Magazine Maternità
Che il modo migliore di comunicare fosse la forma scritta. Che quella fosse la forma che più riuscissi a padroneggiare e con cui maggiormente riuscivo a esprimere me setssa.
Pensavo che quando hai davanti a te tutto il tempo per pensare, scegliere, ponderare le parole, costruire periodi, elaborare discorsi, nessuno che ti incalza, che aspetta una risposta ora e subito, che ti interrompe, che ti fraintende, solo allora riesci davvero a raccontarti come vorresti.

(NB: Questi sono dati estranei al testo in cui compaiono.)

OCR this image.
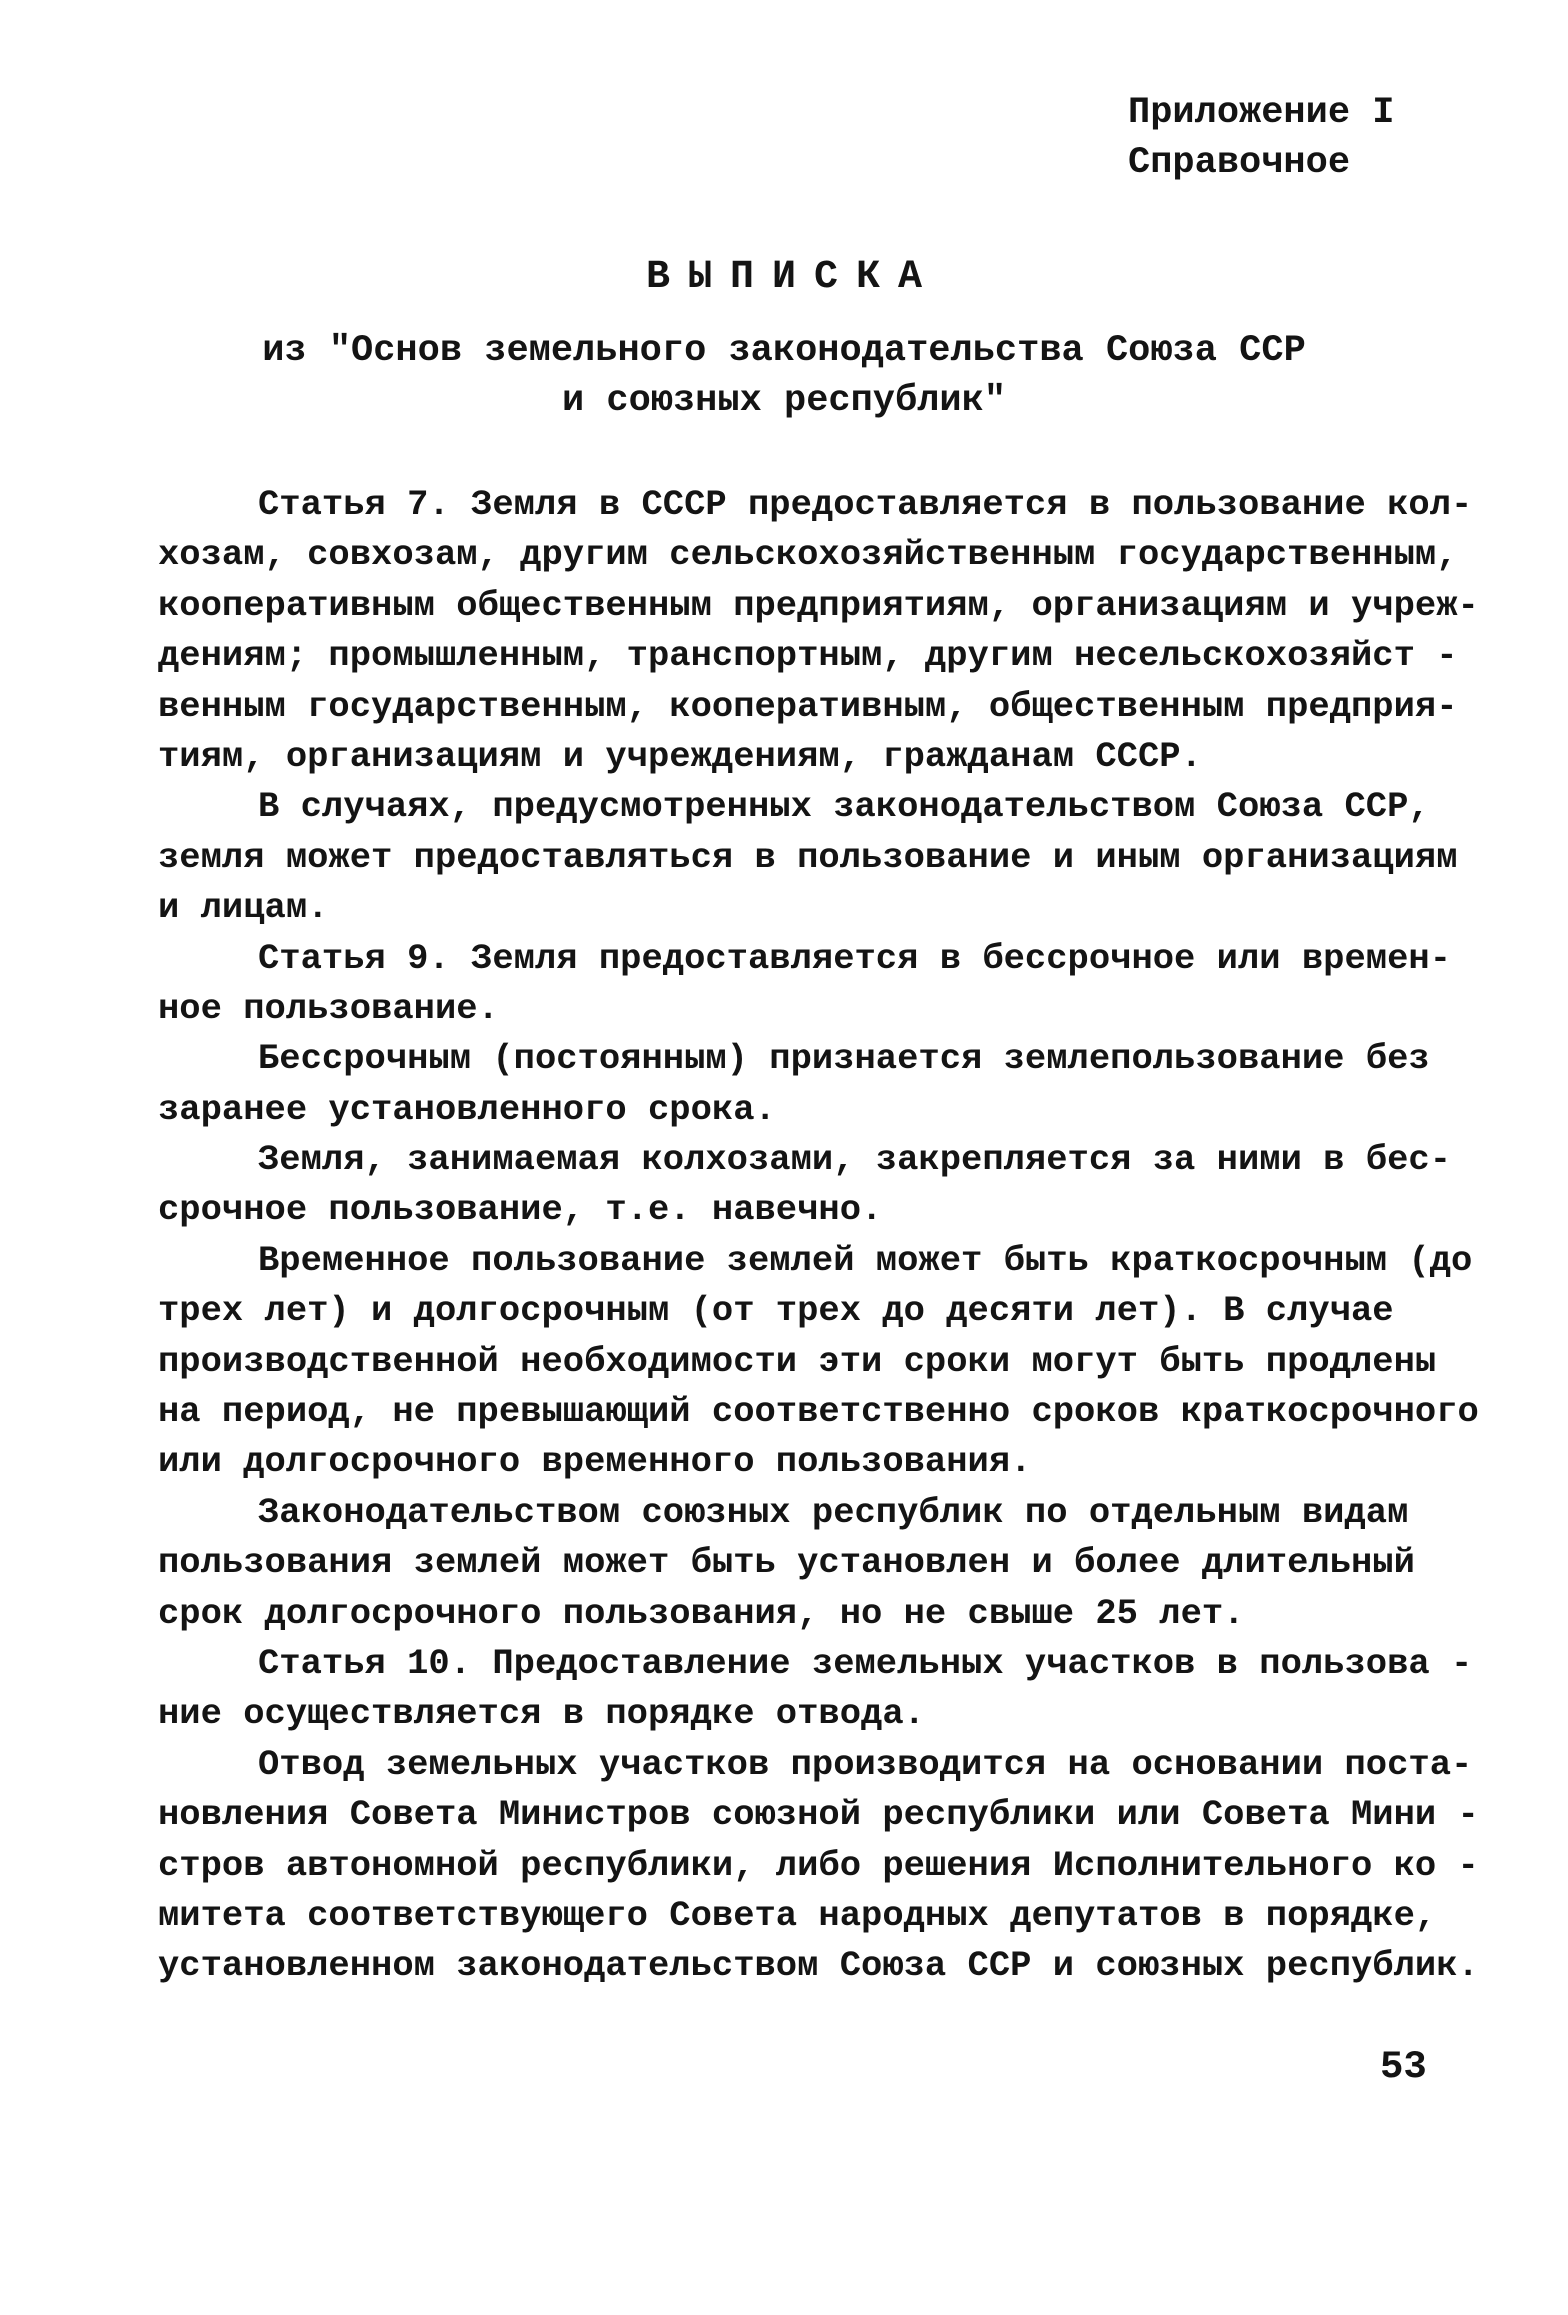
Приложение I
Справочное
ВЫПИСКА
из "Основ земельного законодательства Союза ССР
и союзных республик"
Статья 7. Земля в СССР предоставляется в пользование кол-
хозам, совхозам, другим сельскохозяйственным государственным,
кооперативным общественным предприятиям, организациям и учреж-
дениям; промышленным, транспортным, другим несельскохозяйст -
венным государственным, кооперативным, общественным предприя-
тиям, организациям и учреждениям, гражданам СССР.
В случаях, предусмотренных законодательством Союза ССР,
земля может предоставляться в пользование и иным организациям
и лицам.
Статья 9. Земля предоставляется в бессрочное или времен-
ное пользование.
Бессрочным (постоянным) признается землепользование без
заранее установленного срока.
Земля, занимаемая колхозами, закрепляется за ними в бес-
срочное пользование, т.е. навечно.
Временное пользование землей может быть краткосрочным (до
трех лет) и долгосрочным (от трех до десяти лет). В случае
производственной необходимости эти сроки могут быть продлены
на период, не превышающий соответственно сроков краткосрочного
или долгосрочного временного пользования.
Законодательством союзных республик по отдельным видам
пользования землей может быть установлен и более длительный
срок долгосрочного пользования, но не свыше 25 лет.
Статья 10. Предоставление земельных участков в пользова -
ние осуществляется в порядке отвода.
Отвод земельных участков производится на основании поста-
новления Совета Министров союзной республики или Совета Мини -
стров автономной республики, либо решения Исполнительного ко -
митета соответствующего Совета народных депутатов в порядке,
установленном законодательством Союза ССР и союзных республик.
53
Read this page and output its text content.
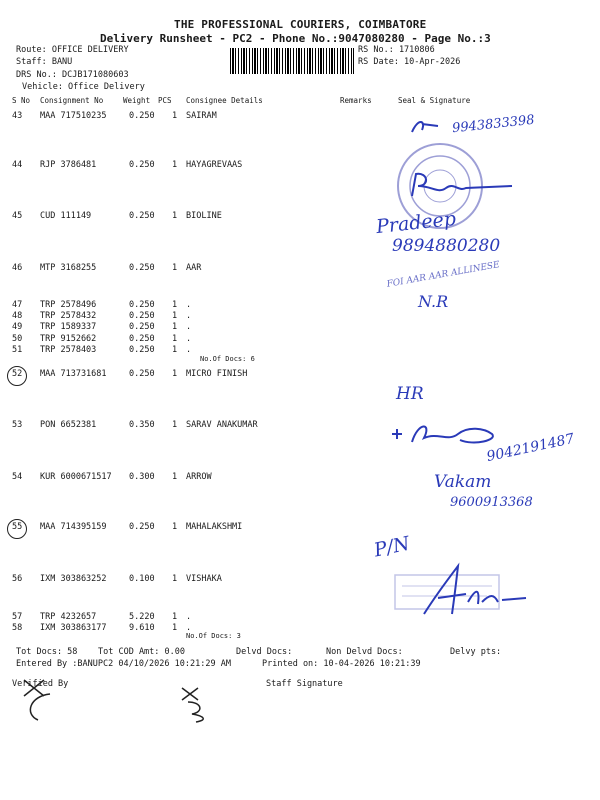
THE PROFESSIONAL COURIERS, COIMBATORE
Delivery Runsheet - PC2 - Phone No.:9047080280 - Page No.:3
Route: OFFICE DELIVERY
Staff: BANU
DRS No.: DCJB171080603
Vehicle: Office Delivery
RS No.: 1710806
RS Date: 10-Apr-2026
S No Consignment No	Weight PCS Consignee Details	Remarks	Seal & Signature
43 MAA 717510235	0.250 1 SAIRAM
44 RJP 3786481	0.250 1 HAYAGREVAAS
45 CUD 111149	0.250 1 BIOLINE
46 MTP 3168255	0.250 1 AAR
47 TRP 2578496	0.250 1 .
48 TRP 2578432	0.250 1 .
49 TRP 1589337	0.250 1 .
50 TRP 9152662	0.250 1 .
51 TRP 2578403	0.250 1 .
No.Of Docs: 6
52 MAA 713731681	0.250 1 MICRO FINISH
53 PON 6652381	0.350 1 SARAV ANAKUMAR
54 KUR 6000671517 0.300 1 ARROW
55 MAA 714395159	0.250 1 MAHALAKSHMI
56 IXM 303863252	0.100 1 VISHAKA
57 TRP 4232657	5.220 1 .
58 IXM 303863177	9.610 1 .
No.Of Docs: 3
Tot Docs: 58 Tot COD Amt: 0.00	Delvd Docs:	Non Delvd Docs:	Delvy pts:
Entered By :BANUPC2 04/10/2026 10:21:29 AM	Printed on: 10-04-2026 10:21:39
Verified By	Staff Signature
FOI AAR AAR ALLINESE
9943833398
Pradeep
9894880280
N.R
HR
9042191487
Vakam
9600913368
P/N
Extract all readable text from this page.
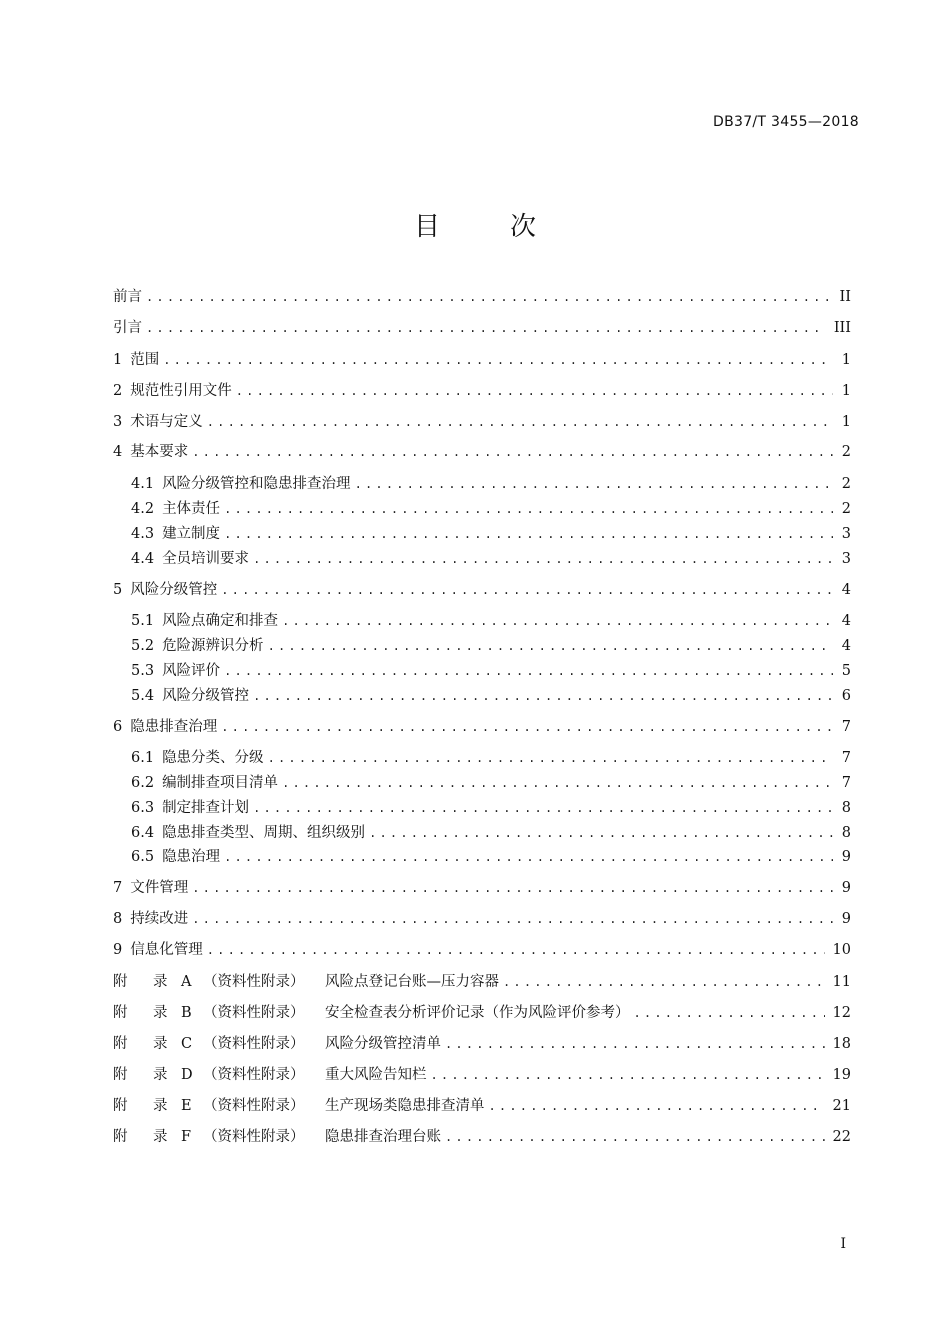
DB37/T 3455—2018
目　次
前言 .....	II
引言 .....	III
1 范围 .....	1
2 规范性引用文件 .....	1
3 术语与定义 .....	1
4 基本要求 .....	2
4.1 风险分级管控和隐患排查治理 .....	2
4.2 主体责任 .....	2
4.3 建立制度 .....	3
4.4 全员培训要求 .....	3
5 风险分级管控 .....	4
5.1 风险点确定和排查 .....	4
5.2 危险源辨识分析 .....	4
5.3 风险评价 .....	5
5.4 风险分级管控 .....	6
6 隐患排查治理 .....	7
6.1 隐患分类、分级 .....	7
6.2 编制排查项目清单 .....	7
6.3 制定排查计划 .....	8
6.4 隐患排查类型、周期、组织级别 .....	8
6.5 隐患治理 .....	9
7 文件管理 .....	9
8 持续改进 .....	9
9 信息化管理 .....	10
附 录 A （资料性附录） 风险点登记台账—压力容器 .....	11
附 录 B （资料性附录） 安全检查表分析评价记录（作为风险评价参考） .....	12
附 录 C （资料性附录） 风险分级管控清单 .....	18
附 录 D （资料性附录） 重大风险告知栏 .....	19
附 录 E （资料性附录） 生产现场类隐患排查清单 .....	21
附 录 F （资料性附录） 隐患排查治理台账 .....	22
I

Che ti sottrai alla fretta, ai vuoti di memoria, ai lapsus, ai colpi di tosse, ai rumori di fondo, alla disattenzione altrui, ai lasciamo perdere, agli scusa non ho capito puoi ripetere, ai silenzi imbarazzanti, alla necessità di riempirli, ad abbassare gli occhi, al brufolo gigante che mi è spuntato sul mento, cavolo ho ricominciato a strapparmi le pellicine dalle dita, chè non sono io quella, è solo il mio modo di apparire.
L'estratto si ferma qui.